= Ben Smith (musician) =

American jazz saxophonist and clarinetist

Benjamin J. Smith (born March 1, 1905, date of death unknown) was an American jazz alto saxophonist, tenor saxophonist and clarinetist. He was born in Memphis.

== Early career ==
In the early 1920s, Smith played with local Memphis jazz bands before going on the road with territory bands such as the Connor and McWilliams Boston Serenaders, William Holloway and the Merrymakers, and Eli Rice's Plantation Cotton Pickers.

In Kansas City he led his own bands and in 1930 played with George E. Lee and then in Pennsylvania led his own White Hut Orchestra and worked with Blanche Calloway and Charlie Gaines.

Around that time he recorded with the Washboard Rhythm Kings.
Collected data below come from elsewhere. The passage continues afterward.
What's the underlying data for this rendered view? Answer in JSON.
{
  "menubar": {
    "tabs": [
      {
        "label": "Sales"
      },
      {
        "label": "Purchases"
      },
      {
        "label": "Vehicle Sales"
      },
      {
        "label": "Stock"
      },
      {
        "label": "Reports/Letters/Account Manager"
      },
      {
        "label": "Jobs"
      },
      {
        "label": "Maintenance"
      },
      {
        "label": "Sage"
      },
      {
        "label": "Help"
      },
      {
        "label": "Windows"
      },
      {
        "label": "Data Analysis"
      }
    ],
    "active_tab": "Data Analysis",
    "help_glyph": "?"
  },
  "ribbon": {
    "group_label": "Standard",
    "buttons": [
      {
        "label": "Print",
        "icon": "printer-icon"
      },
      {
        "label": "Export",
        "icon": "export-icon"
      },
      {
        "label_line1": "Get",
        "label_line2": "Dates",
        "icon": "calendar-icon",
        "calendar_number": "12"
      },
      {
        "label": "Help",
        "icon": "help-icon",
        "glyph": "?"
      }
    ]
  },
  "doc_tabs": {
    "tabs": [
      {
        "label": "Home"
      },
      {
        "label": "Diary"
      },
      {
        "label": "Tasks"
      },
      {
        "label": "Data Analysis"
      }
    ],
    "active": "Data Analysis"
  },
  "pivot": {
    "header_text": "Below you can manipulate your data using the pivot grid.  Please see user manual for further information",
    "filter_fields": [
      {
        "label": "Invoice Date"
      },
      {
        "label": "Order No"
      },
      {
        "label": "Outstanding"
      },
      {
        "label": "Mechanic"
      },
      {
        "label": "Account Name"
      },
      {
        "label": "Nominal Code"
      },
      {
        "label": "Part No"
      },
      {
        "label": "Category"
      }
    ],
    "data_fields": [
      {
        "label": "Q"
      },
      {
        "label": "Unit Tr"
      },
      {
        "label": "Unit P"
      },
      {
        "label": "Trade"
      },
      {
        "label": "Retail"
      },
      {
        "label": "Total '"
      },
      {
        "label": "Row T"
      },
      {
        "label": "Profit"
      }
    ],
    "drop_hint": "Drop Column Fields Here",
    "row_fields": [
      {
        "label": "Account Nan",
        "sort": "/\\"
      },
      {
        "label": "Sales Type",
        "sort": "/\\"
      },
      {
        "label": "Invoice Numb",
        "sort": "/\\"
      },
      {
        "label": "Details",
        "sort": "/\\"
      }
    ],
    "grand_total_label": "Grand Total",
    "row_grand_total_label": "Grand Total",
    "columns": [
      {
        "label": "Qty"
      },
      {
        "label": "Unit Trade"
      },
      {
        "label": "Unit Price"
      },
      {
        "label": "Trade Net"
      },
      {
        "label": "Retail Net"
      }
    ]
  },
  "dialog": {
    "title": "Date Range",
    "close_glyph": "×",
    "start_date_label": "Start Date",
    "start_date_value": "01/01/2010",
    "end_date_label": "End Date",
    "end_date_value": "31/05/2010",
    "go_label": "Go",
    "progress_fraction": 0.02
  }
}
Arriving in New York City in 1934, he worked with Benny Carter, Claude Hopkins, and Hot Lips Page and into the 1940s worked in the bands of Lucky Millinder, Andy Kirk, Snub Mosley, among others.

He co-wrote "I Dreamt I Dwelt in Harlem".

==Discography==
- 1951: "By the Candleglow" / "Slippery Smith" - Ben Smith Quartet (Savoy), with Pete Martin, Artie Long, Bob Bushnell.